La strada per vincere la diffidenza è ardua e difficile, ma non deve essere ignorata. La scuola cattolica è anzitutto fucina educativa per i minori che la frequentano, ma è anche luogo di esercizio di solidarietà forti tra genitori e scuola, è soggetto capace di offrire supporti di solidarietà e testimonianza ai nuclei familiari fragili e a genitori in difficoltà, è (specialmente la scuola dell'infanzia) il primo luogo di accoglienza della comunità cristiana nei confronti dei bambini e ragazzi immigrati, primo passo verso quel bene che è l'integrazione sociale.
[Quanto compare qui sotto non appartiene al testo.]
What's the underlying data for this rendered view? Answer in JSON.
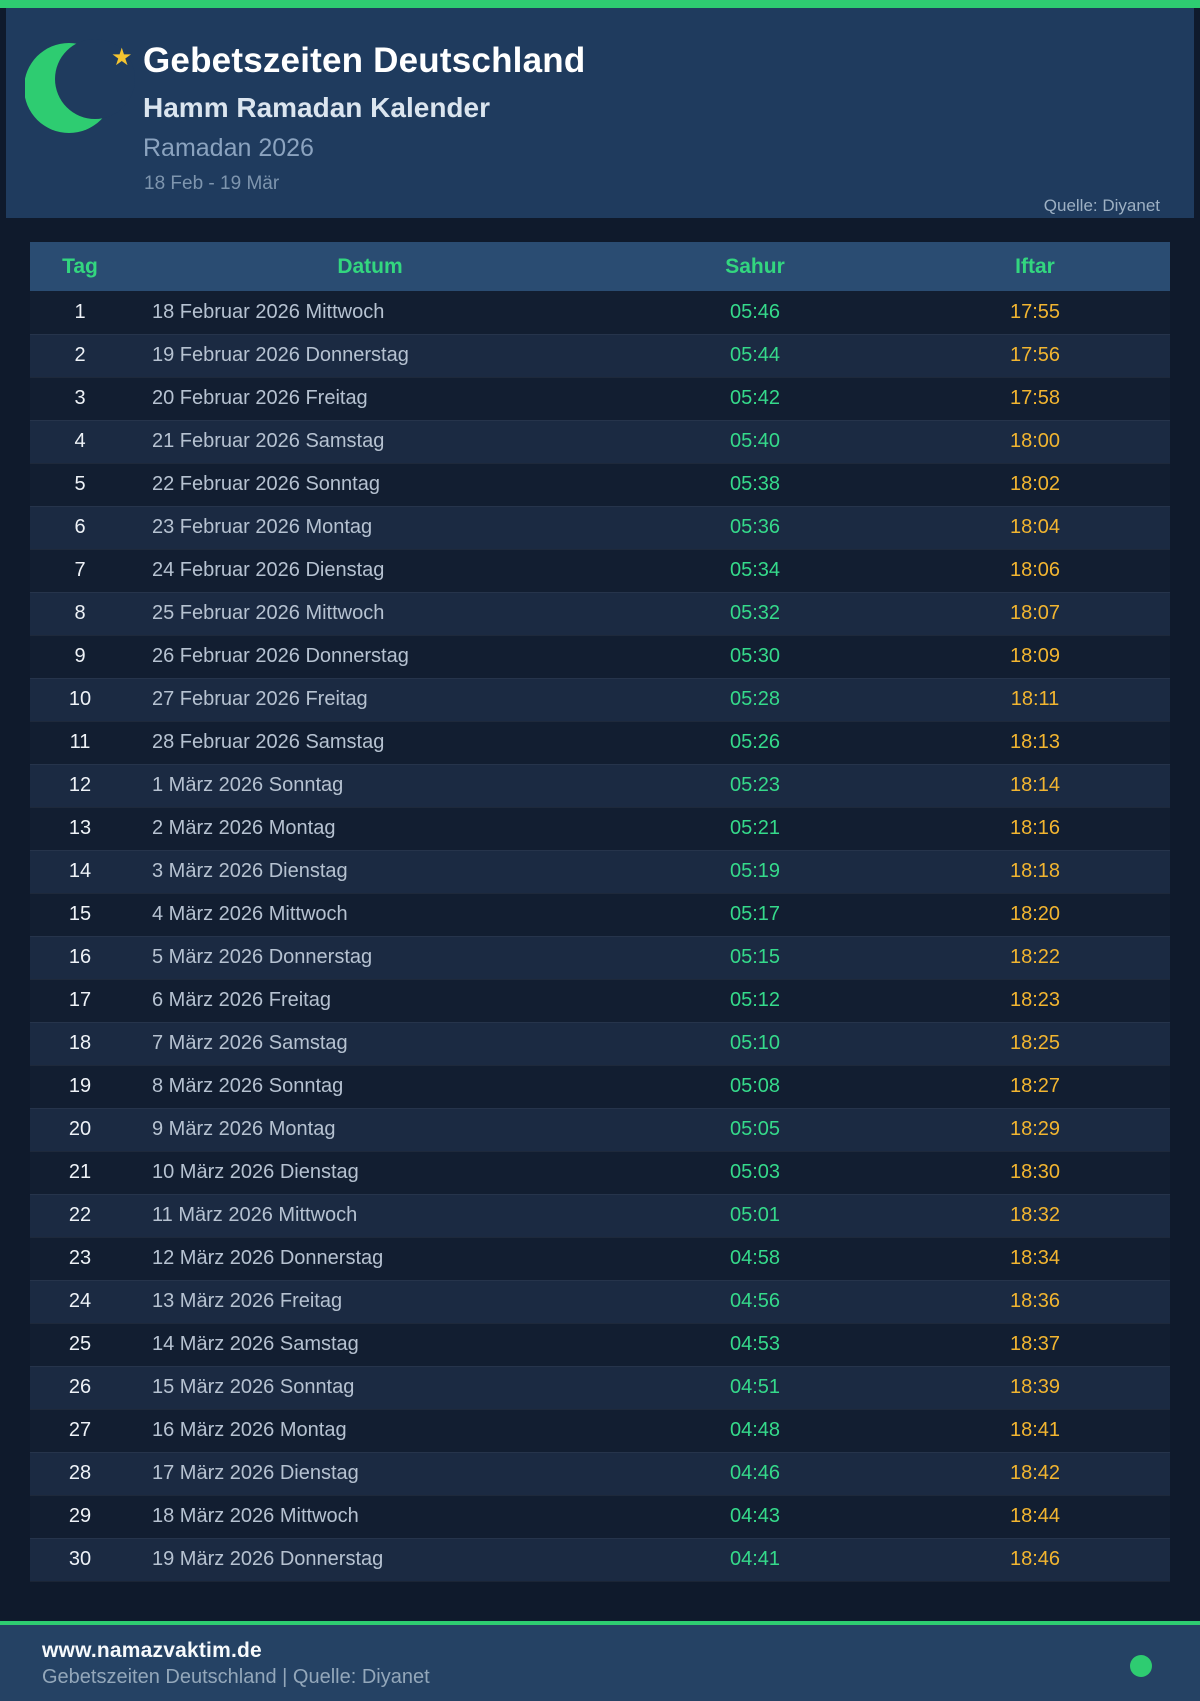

Verso questi “nuovi poveri”, la scuola cattolica è il primo luogo in cui il Vangelo si lascia “vedere”: nella cura che la comunità cristiana presta incondizionatamente ai bambini e alle famiglie, senza chiedere loro di… convertirsi!
La scuola paritaria – in tutti i suoi gradi dall'infanzia alle superiori – non può più essere un problema solo del parroco o del gestore…! Per questo occorre lavorare dentro le comunità, bisogna che le idee e i valori possano trovar voce e trovare ascolto, dentro i consigli pastorali, le congreghe dei parroci e i coordinamenti vicariali, le assemblee parrocchiali.
Si potrebbe forse cominciare con il chiedere alla comunità cristiana di porre dei segni, per esempio:
– una borsa di studio a favore di un alunno di scuola paritaria, magari figlio di immigrati… anche se a costo di una adozione in meno nel lontano paese del terzo mondo…
– la cooptazione di un genitore di scuola cattolica nel Consiglio pastora­le parrocchiale o a livello vicariale;
– mercatini sponsorizzati dalla parrocchia e dal Consiglio Pastorale non solo per le missioni o la san Vincenzo, ma anche per la scuola dell'infanzia o altra scuola cattolica sul territorio…
Sono poche cose, che non risolvono i gravosi problemi finanziari di una scuola, ma lasciano il segno. Per una migliore consapevolezza che la scuola cattolica è scuola della comunità, sì: della comunità dei cristiani, che in essa vedono un luogo per la formazione ed educazione ai valori cristiani e universali destinata a lasciare nei ragazzi una traccia profonda e decisiva.